Three-month copper on the London Metal Exchange was down 0.1% at $8,760 a metric ton by 1029 GMT, having earlier slipped to $8,716, within touching distance of Monday’s 21-week low of $8,714.

Copper prices are close to the bottom after retreating 5%in a week, one trader said, citing improving fundamentals.

“Lack of concentrates and domestic scrap will carry on to eventually weigh on copper production in China. It will be translated to a drawdown of existing copper stocks in next two months,” the trader said.

Chinese imports of copper concentrates, used by smelters to make copper, dropped to a one-year low of 2.165 million tons in July, data showed on Wednesday.

Mined production from top copper producer Chile remained sluggish while a potential strike at Escondida, the world’s biggest copper mine, is still looming.

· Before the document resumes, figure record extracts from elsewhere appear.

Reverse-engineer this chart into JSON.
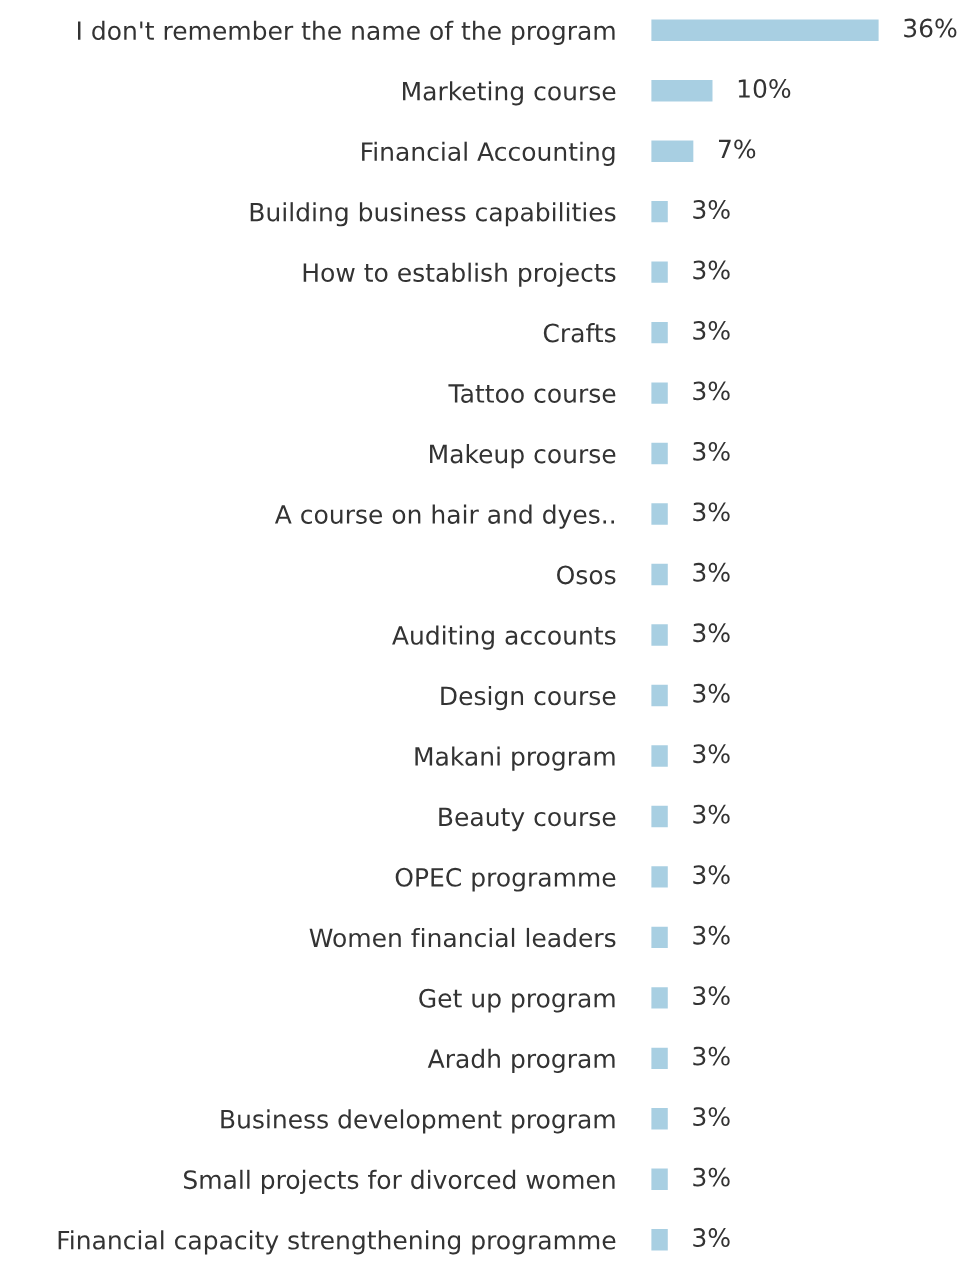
{
  "chart_data": {
    "type": "bar",
    "orientation": "horizontal",
    "categories": [
      "I don't remember the name of the program",
      "Marketing course",
      "Financial Accounting",
      "Building business capabilities",
      "How to establish projects",
      "Crafts",
      "Tattoo course",
      "Makeup course",
      "A course on hair and dyes..",
      "Osos",
      "Auditing accounts",
      "Design course",
      "Makani program",
      "Beauty course",
      "OPEC programme",
      "Women financial leaders",
      "Get up program",
      "Aradh program",
      "Business development program",
      "Small projects for divorced women",
      "Financial capacity strengthening programme"
    ],
    "values": [
      36,
      10,
      7,
      3,
      3,
      3,
      3,
      3,
      3,
      3,
      3,
      3,
      3,
      3,
      3,
      3,
      3,
      3,
      3,
      3,
      3
    ],
    "value_labels": [
      "36%",
      "10%",
      "7%",
      "3%",
      "3%",
      "3%",
      "3%",
      "3%",
      "3%",
      "3%",
      "3%",
      "3%",
      "3%",
      "3%",
      "3%",
      "3%",
      "3%",
      "3%",
      "3%",
      "3%",
      "3%"
    ],
    "color": "#a8cfe2",
    "grid": false,
    "legend": false
  }
}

Operator BHP had turned to the Chilean government for mediation after failing to reach agreement with the union.

Copper losses deepen on investor fears of potential slowdown

Also supporting prices were lower copper stocks in warehouses monitored by the Shanghai Futures Exchange(ShFe). Inventories have fallen 23% since June, reflecting a return of Chinese physical buyers as prices have retreated.

Outside China, however, copper supply remains abundant.

LME copper inventories jumped nearly threefold in less than three months to 294,750 tons on Wednesday.

On the macroeconomic front, traders raised their expectations on interest rate cuts from the U.S. Federal Reserve this year after a soft jobs report last week, with nearly 105 basis points of easing expected by the end of the year.

Interest rate cuts could pressure the dollar and make metals cheaper for buyers with other currencies.

Investors were also watching for jobless claims data due later on Thursday because a weaker labour market could support the case for a bigger reduction in borrowing costs.

In other metals, LME aluminium declined 1.1% to $2,261.50 a ton, nickel dropped 1% to $16,140, lead was down 0.6% at $1,956 while tin rose 0.4% to $30,115 and zinc advanced 1.6% to $2,624.5.